As of the 2020 census, Socastee had a population of 22,213. The median age was 41.0 years. 20.7% of residents were under the age of 18 and 19.7% of residents were 65 years of age or older. For every 100 females there were 95.0 males, and for every 100 females age 18 and over there were 92.8 males age 18 and over.

98.0% of residents lived in urban areas, while 2.0% lived in rural areas.

There were 9,068 households and 5,903 families in Socastee, of which 27.3% had children under the age of 18 living in them. Of all households, 44.1% were married-couple households, 18.0% were households with a male householder and no spouse or partner present, and 28.4% were households with a female householder and no spouse or partner present. About 26.7% of all households were made up of individuals and 10.9% had someone living alone who was 65 years of age or older.

There were 10,070 housing units, of which 10.0% were vacant. The homeowner vacancy rate was 2.2% and the rental vacancy rate was 9.0%.

Racial composition as of the 2020 census
| Race | Number | Percent |
|---|---|---|
| White | 16,279 | 73.3% |
| Black or African American | 1,657 | 7.5% |
| American Indian and Alaska Native | 166 | 0.7% |
| Asian | 459 | 2.1% |
| Native Hawaiian and Other Pacific Islander | 37 | 0.2% |
| Some other race | 1,632 | 7.3% |
| Two or more races | 1,983 | 8.9% |
| Hispanic or Latino (of any race) | 3,059 | 13.8% |

===2000 census===
As of the census of 2000, there were 14,295 people, 5,593 households, and 3,820 families living in the CDP. The population density was 1,069.1 PD/sqmi. There were 6,356 housing units at an average density of 475.4 /sqmi. The racial makeup of the CDP was 86.81% White, 7.01% African American, 0.35% Native American, 2.10% Asian, 0.13% Pacific Islander, 2.01% from other races, and 1.59% from two or more races. Hispanic or Latino of any race were 4.66% of the population.

There were 5,593 households, out of which 33.1% had children under the age of 18 living with them, 52.4% were married couples living together, 11.3% had a female householder with no husband present, and 31.7% were non-families. 22.7% of all households were made up of individuals, and 4.6% had someone living alone who was 65 years of age or older. The average household size was 2.54 and the average family size was 2.97.

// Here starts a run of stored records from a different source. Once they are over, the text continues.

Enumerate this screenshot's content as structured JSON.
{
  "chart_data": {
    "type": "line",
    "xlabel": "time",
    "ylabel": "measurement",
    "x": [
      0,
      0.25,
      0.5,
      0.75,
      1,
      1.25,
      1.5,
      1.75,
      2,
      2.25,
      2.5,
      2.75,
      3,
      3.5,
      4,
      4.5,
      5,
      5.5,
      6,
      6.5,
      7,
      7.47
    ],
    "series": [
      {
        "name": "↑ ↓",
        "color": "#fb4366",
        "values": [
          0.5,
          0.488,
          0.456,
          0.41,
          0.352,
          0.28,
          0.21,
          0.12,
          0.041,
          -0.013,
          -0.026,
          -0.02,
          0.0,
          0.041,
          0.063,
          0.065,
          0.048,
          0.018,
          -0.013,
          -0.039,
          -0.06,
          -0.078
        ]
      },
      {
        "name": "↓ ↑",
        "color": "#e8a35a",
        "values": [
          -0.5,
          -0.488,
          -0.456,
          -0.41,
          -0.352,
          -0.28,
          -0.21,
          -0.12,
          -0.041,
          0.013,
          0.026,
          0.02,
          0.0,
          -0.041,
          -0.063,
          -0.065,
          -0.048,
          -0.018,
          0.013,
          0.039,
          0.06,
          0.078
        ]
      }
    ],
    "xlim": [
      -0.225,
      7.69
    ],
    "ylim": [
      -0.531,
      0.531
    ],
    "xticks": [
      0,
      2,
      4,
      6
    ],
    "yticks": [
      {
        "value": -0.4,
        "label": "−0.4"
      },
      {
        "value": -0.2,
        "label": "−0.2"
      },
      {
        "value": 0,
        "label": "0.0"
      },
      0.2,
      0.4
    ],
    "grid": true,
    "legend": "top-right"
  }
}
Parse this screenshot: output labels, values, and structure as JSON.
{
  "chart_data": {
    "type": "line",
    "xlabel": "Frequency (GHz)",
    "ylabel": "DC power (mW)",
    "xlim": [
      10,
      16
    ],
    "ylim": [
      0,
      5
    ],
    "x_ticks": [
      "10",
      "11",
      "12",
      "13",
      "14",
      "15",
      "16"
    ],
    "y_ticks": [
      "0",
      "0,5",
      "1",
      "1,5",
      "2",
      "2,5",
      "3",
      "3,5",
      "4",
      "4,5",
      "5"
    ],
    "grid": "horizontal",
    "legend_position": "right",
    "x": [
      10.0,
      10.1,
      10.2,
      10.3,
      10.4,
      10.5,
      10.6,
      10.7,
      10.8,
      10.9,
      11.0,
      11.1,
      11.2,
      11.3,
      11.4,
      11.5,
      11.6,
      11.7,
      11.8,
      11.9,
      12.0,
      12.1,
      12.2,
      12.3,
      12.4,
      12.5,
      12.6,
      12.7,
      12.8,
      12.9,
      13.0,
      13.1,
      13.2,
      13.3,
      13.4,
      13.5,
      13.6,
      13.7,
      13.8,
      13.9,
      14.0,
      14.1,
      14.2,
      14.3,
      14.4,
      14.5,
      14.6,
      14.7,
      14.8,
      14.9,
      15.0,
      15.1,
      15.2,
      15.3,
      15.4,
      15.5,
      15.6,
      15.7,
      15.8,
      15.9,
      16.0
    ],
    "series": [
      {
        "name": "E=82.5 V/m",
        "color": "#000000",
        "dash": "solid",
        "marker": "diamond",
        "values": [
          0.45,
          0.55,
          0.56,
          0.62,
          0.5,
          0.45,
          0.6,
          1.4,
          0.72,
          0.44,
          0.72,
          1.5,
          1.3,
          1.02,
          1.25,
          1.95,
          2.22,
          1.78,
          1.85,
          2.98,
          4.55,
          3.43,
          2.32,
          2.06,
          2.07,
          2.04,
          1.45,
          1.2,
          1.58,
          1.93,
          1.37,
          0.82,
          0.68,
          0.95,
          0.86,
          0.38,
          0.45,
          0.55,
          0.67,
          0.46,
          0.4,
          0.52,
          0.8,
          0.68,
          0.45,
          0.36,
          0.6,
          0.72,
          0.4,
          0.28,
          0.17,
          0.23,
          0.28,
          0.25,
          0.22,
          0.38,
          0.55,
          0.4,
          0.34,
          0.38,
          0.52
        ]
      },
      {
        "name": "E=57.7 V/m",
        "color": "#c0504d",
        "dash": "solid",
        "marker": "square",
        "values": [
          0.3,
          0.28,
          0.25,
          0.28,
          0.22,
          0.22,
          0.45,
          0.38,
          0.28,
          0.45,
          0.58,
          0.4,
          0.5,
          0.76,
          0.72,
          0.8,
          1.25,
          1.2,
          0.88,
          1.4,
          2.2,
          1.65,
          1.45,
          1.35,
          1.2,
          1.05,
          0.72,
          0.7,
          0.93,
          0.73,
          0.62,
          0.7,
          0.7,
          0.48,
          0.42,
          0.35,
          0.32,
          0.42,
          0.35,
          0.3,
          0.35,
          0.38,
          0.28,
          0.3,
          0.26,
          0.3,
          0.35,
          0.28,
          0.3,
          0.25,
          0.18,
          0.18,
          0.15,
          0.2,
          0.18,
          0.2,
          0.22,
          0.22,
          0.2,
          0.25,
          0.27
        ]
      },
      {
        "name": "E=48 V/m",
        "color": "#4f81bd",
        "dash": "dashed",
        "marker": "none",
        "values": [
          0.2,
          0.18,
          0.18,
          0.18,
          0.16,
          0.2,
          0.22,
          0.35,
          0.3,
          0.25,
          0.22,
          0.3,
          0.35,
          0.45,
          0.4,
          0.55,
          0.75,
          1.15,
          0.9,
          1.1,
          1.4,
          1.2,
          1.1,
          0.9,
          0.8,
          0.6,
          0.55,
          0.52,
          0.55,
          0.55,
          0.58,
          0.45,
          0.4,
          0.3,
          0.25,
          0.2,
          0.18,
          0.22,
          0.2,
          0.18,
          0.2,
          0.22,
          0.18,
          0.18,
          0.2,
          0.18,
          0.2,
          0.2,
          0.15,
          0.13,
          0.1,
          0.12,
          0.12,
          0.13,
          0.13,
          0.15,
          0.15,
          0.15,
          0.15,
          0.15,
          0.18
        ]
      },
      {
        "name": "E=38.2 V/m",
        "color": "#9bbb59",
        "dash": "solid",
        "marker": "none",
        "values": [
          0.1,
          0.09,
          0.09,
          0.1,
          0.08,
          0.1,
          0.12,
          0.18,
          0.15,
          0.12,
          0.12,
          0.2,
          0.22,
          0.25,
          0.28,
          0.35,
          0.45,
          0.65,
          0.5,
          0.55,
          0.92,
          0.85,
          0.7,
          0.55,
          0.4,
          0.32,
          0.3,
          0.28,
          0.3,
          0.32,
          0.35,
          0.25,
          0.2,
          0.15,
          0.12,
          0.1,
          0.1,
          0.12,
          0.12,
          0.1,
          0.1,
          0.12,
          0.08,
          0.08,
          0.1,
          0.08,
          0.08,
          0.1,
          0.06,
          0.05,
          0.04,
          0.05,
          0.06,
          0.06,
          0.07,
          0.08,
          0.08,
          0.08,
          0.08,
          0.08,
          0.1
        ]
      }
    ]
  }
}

In the CDP, the population was spread out, with 24.3% under the age of 18, 9.7% from 18 to 24, 34.9% from 25 to 44, 22.7% from 45 to 64, and 8.4% who were 65 years of age or older. The median age was 34 years. For every 100 females, there were 102.0 males. For every 100 females age 18 and over, there were 101.4 males.

The median income for a household in the CDP was $40,436, and the median income for a family was $45,994. Males had a median income of $28,845 versus $21,782 for females. The per capita income for the CDP was $18,069. About 5.6% of families and 9.3% of the population were below the poverty line, including 13.7% of those under age 18 and 7.8% of those age 65 or over.

==Education==
Horry County School District is the sole school district in the county.

Socastee has a public library, a branch of the Horry County Memorial Library.